IKNPOS.ID – Pemerintah telah menetapkan Ibu Kota Nusantara (IKN), Kalimantan Timur (Kaltim) akan menjadi ibu kota politik Indonesia pada 2028 mendatang. Untuk mewujudkan rencana itu, dibutuhkan penempatan Aparatur Sipil Negara (ASN) di IKN.
Namun, hingga kini pemerintah belum memastikan berapa jumlah ASN yang akan bertugas di IKN.
Komisi II DPR RI pun meminta pemerintah, baik Otorita IKN, Kementerian Pendayagunaan Aparatur Negara dan Reformasi Birokrasi (PANRB), Badan Kepegawaian Nasional (BKN), dan Kementerian Dalam Negeri (Kemendagri), untuk menegaskan jumlah ASN yang akan bekerja di IKN.
Menurut Ketua Komisi II DPR RI, Rifqinizamy Karsayuda, kejelasan jumlah ASN itu penting bagi Otorita IKN untuk mempersiapkan pemindahan.
“Kalau IKN itu akan dijadikan ibu kota politik tahun 2028, maka pertanyaan sederhananya, dari 1,3 juta ASN Pusat itu, berapa ASN yang akan beraktivitas dan berkantor di IKN?” kata Rifqinizamy saat rapat di kompleks parlemen, Jakarta, Selasa, 25 November 2025.
Ia mengatakan, kejelasan jumlah itu juga bisa membantu jika ada skenario penempatan rumah susun (rusun) bagi ASN. Jika nantinya yang menempati rusun itu hanya pejabat struktural, maka pegawai yang berstatus fungsional juga harus dijamin tempat tinggalnya.
“Negara kan juga harus memberikan kepastian. Termasuk nanti bagaimana rumahnya, bagaimana intervensi perbankan ada di dalamnya, dan seterusnya,” kata dia.
Menurut dia, jajaran Komisi II DPR RI sudah berkunjung ke IKN pada beberapa waktu. Dia menilai bahwa infrastruktur-infrastruktur yang telah terbangun akan mubazir bila tidak difungsionalisasikan.

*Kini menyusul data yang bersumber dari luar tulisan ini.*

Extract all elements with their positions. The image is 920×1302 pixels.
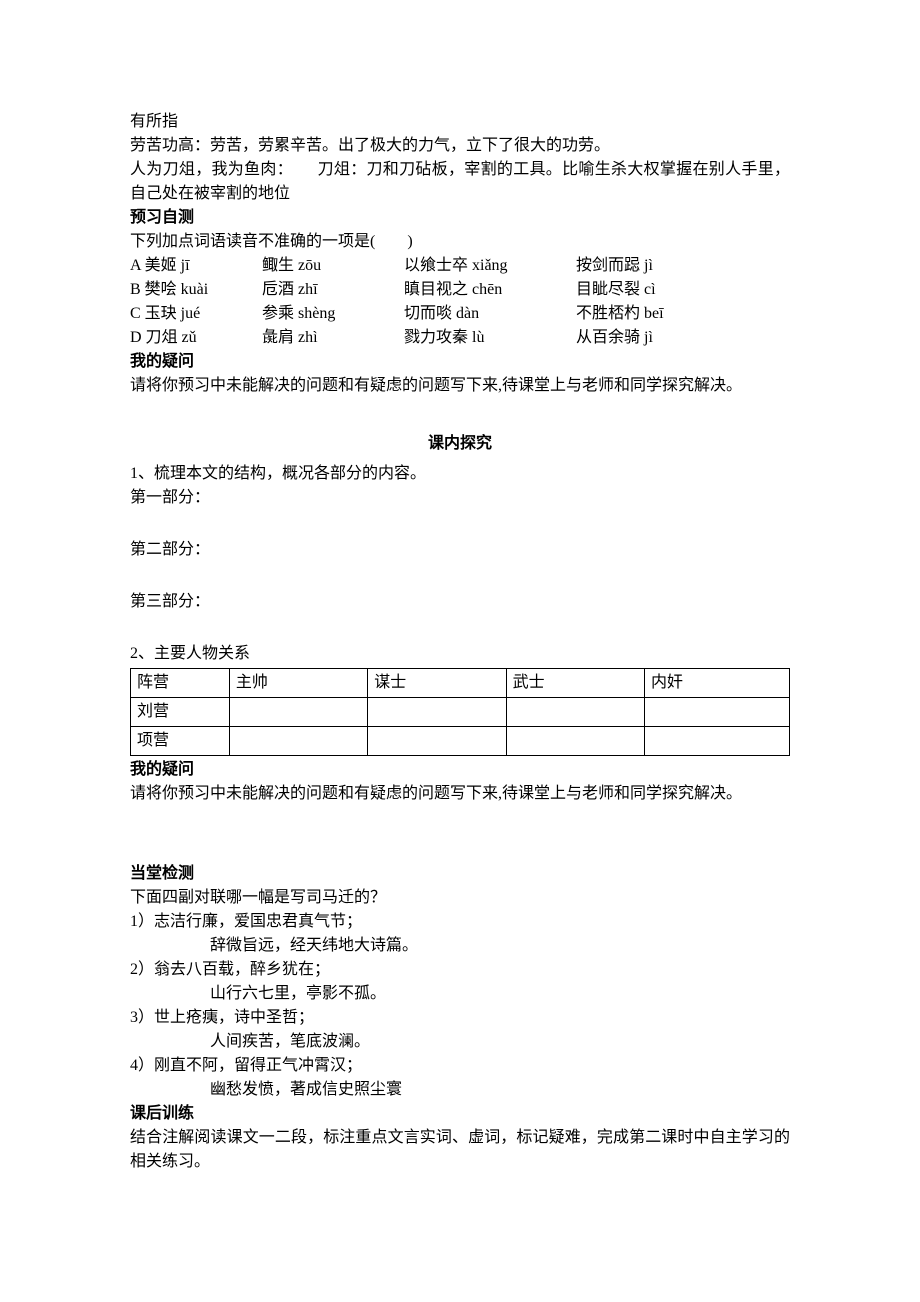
inclass-p3: 第三部分： (130, 590, 790, 614)
myq2-heading: 我的疑问 (130, 758, 790, 782)
inclass-p2: 第二部分： (130, 538, 790, 562)
th: 阵营 (131, 669, 230, 698)
th: 武士 (506, 669, 644, 698)
after-text: 结合注解阅读课文一二段，标注重点文言实词、虚词，标记疑难，完成第二课时中自主学习… (130, 1126, 790, 1174)
td: 刘营 (131, 698, 230, 727)
couplet-2a: 2）翁去八百载，醉乡犹在； (130, 958, 790, 982)
cell: C 玉玦 jué (130, 302, 262, 326)
spacer (130, 614, 790, 642)
intro-line3: 人为刀俎，我为鱼肉： 刀俎：刀和刀砧板，宰割的工具。比喻生杀大权掌握在别人手里，… (130, 158, 790, 206)
couplet-1b: 辞微旨远，经天纬地大诗篇。 (130, 934, 790, 958)
td (506, 698, 644, 727)
spacer (130, 806, 790, 834)
quiz-heading: 当堂检测 (130, 862, 790, 886)
couplet-2b: 山行六七里，亭影不孤。 (130, 982, 790, 1006)
spacer (130, 510, 790, 538)
couplet-4a: 4）刚直不阿，留得正气冲霄汉； (130, 1054, 790, 1078)
td (368, 727, 506, 756)
td (229, 727, 367, 756)
after-heading: 课后训练 (130, 1102, 790, 1126)
cell: 卮酒 zhī (262, 278, 404, 302)
inclass-heading: 课内探究 (130, 432, 790, 456)
td (644, 727, 789, 756)
td (506, 727, 644, 756)
relation-table: 阵营 主帅 谋士 武士 内奸 刘营 项营 (130, 668, 790, 756)
cell: 以飨士卒 xiǎng (404, 254, 576, 278)
couplet-4b: 幽愁发愤，著成信史照尘寰 (130, 1078, 790, 1102)
inclass-p1: 第一部分： (130, 486, 790, 510)
inclass-q1: 1、梳理本文的结构，概况各部分的内容。 (130, 462, 790, 486)
table-row: 刘营 (131, 698, 790, 727)
myq2-text: 请将你预习中未能解决的问题和有疑虑的问题写下来,待课堂上与老师和同学探究解决。 (130, 782, 790, 806)
th: 内奸 (644, 669, 789, 698)
cell: B 樊哙 kuài (130, 278, 262, 302)
cell: 目眦尽裂 cì (576, 278, 790, 302)
cell: 切而啖 dàn (404, 302, 576, 326)
table-row: 阵营 主帅 谋士 武士 内奸 (131, 669, 790, 698)
pinyin-row-a: A 美姬 jī 鲰生 zōu 以飨士卒 xiǎng 按剑而跽 jì (130, 254, 790, 278)
th: 主帅 (229, 669, 367, 698)
cell: 戮力攻秦 lù (404, 326, 576, 350)
preview-question: 下列加点词语读音不准确的一项是( ) (130, 230, 790, 254)
cell: D 刀俎 zǔ (130, 326, 262, 350)
spacer (130, 834, 790, 862)
td (229, 698, 367, 727)
td (644, 698, 789, 727)
cell: 不胜桮杓 beī (576, 302, 790, 326)
cell: 从百余骑 jì (576, 326, 790, 350)
cell: 鲰生 zōu (262, 254, 404, 278)
spacer (130, 398, 790, 426)
pinyin-row-d: D 刀俎 zǔ 彘肩 zhì 戮力攻秦 lù 从百余骑 jì (130, 326, 790, 350)
pinyin-row-b: B 樊哙 kuài 卮酒 zhī 瞋目视之 chēn 目眦尽裂 cì (130, 278, 790, 302)
spacer (130, 562, 790, 590)
myq1-heading: 我的疑问 (130, 350, 790, 374)
cell: 参乘 shèng (262, 302, 404, 326)
couplet-3a: 3）世上疮痍，诗中圣哲； (130, 1006, 790, 1030)
quiz-question: 下面四副对联哪一幅是写司马迁的？ (130, 886, 790, 910)
page: 有所指 劳苦功高：劳苦，劳累辛苦。出了极大的力气，立下了很大的功劳。 人为刀俎，… (0, 0, 920, 1302)
couplet-3b: 人间疾苦，笔底波澜。 (130, 1030, 790, 1054)
intro-line1: 有所指 (130, 110, 790, 134)
cell: 彘肩 zhì (262, 326, 404, 350)
table-row: 项营 (131, 727, 790, 756)
intro-line2: 劳苦功高：劳苦，劳累辛苦。出了极大的力气，立下了很大的功劳。 (130, 134, 790, 158)
td (368, 698, 506, 727)
pinyin-row-c: C 玉玦 jué 参乘 shèng 切而啖 dàn 不胜桮杓 beī (130, 302, 790, 326)
cell: A 美姬 jī (130, 254, 262, 278)
td: 项营 (131, 727, 230, 756)
couplet-1a: 1）志洁行廉，爱国忠君真气节； (130, 910, 790, 934)
cell: 按剑而跽 jì (576, 254, 790, 278)
cell: 瞋目视之 chēn (404, 278, 576, 302)
th: 谋士 (368, 669, 506, 698)
myq1-text: 请将你预习中未能解决的问题和有疑虑的问题写下来,待课堂上与老师和同学探究解决。 (130, 374, 790, 398)
preview-heading: 预习自测 (130, 206, 790, 230)
inclass-q2: 2、主要人物关系 (130, 642, 790, 666)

“Karena itu, berbagai kerangka regulatif yang dibutuhkan untuk memastikan mutasi ASN ke IKN itu harus segera kita lakukan, dan kalau memang membutuhkan peran kami, kami siap melakukan,” kata dia.
Di sisi lain, dia pun meminta kepada pemerintah untuk memperjelas administrasi wilayah-wilayah yang kini sudah masuk ke IKN. Hal itu, kata dia, diperlukan agar tidak terjadi konflik administratif di kemudian hari.